If you’re interested in building your applications quickly and with maximum portability -- especially if the Cloud (public, private, or hybrid) is in the picture -- it’s hard to beat REST. It sports a mere handful of simple HTTP API commands, and every object (known as a ‘resource’) has its own unique Uniform Resource Identifier that provides a path and distinct name.
REST’s straightforward API and clear, consistent labeling philosophy is far more developer-friendly than SOAP, which mandates deep understanding of site-specific APIs. REST lets you publish your data and have others -- regardless of where they might be – work with it. Just looking at the URI gives you an indication of how to proceed. Today, REST is clearly winning out when it comes to API protocols.
SOAP and REST can coexist in that you can build your service logic once and then expose two interfaces for it: SOAP for inside the firewall (including all its related qualify-of-service capabilities) and REST for outside the firewall.
When it comes to meeting integration requirements in the cloud, which approach provides the most flexibility and extensibility and why?
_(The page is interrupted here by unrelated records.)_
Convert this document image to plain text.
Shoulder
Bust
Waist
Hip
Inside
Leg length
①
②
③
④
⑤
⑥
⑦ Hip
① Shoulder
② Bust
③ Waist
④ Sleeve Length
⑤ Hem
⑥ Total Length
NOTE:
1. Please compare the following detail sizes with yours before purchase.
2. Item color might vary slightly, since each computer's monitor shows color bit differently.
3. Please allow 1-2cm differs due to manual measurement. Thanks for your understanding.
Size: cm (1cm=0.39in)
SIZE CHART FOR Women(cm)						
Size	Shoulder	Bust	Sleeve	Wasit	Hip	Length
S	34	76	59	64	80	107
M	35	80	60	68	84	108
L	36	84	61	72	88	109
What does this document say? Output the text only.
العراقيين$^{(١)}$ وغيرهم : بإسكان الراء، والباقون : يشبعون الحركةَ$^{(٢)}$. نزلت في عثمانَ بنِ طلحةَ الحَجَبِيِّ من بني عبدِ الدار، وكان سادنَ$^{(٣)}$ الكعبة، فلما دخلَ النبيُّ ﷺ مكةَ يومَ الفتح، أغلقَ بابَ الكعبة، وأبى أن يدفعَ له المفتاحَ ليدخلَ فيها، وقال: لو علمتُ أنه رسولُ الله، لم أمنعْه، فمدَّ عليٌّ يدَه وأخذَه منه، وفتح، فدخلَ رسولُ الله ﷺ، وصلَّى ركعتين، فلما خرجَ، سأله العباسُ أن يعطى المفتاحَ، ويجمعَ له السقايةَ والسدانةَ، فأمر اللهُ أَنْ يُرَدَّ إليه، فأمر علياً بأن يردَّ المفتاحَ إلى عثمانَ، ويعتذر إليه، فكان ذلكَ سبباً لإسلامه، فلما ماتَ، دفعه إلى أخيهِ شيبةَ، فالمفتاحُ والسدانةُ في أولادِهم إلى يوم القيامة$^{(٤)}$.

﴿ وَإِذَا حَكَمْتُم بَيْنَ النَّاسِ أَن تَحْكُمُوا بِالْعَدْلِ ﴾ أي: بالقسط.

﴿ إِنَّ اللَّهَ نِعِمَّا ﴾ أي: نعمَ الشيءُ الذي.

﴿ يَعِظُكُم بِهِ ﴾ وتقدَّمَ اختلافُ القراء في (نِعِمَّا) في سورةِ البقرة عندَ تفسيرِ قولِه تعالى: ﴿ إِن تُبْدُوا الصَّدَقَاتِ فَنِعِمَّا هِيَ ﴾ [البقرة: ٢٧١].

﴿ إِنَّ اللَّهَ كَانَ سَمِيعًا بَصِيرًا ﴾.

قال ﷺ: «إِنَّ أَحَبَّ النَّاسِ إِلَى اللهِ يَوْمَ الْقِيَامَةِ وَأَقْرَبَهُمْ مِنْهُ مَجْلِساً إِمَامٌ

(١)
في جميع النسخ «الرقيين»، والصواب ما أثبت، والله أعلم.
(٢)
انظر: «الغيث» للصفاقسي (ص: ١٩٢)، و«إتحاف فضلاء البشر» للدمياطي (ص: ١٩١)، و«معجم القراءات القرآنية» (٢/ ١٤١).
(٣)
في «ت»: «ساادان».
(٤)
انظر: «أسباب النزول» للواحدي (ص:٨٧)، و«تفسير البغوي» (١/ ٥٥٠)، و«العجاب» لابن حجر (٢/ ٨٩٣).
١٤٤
REST wins when it comes to integration requirements involving the cloud. REST’s sweet spot is exposing a public API over the Internet to handle CRUD (create, read, update, and delete) operations on data. REST is focused on accessing named resources through a uniform interface. Uniform interfaces are innately better when it comes to integration. Don’t take my word for it. The Internet itself has already weighed in on this one. Programmable Web shows that a whopping 73 percent of APIs registered on their site are REST-based while only 16 percent offer SOAP.
Perhaps most importantly, if you need to get something up-and-running quickly, with good performance and low overhead, REST beats SOAP, and isn’t that what cloud computing is all about?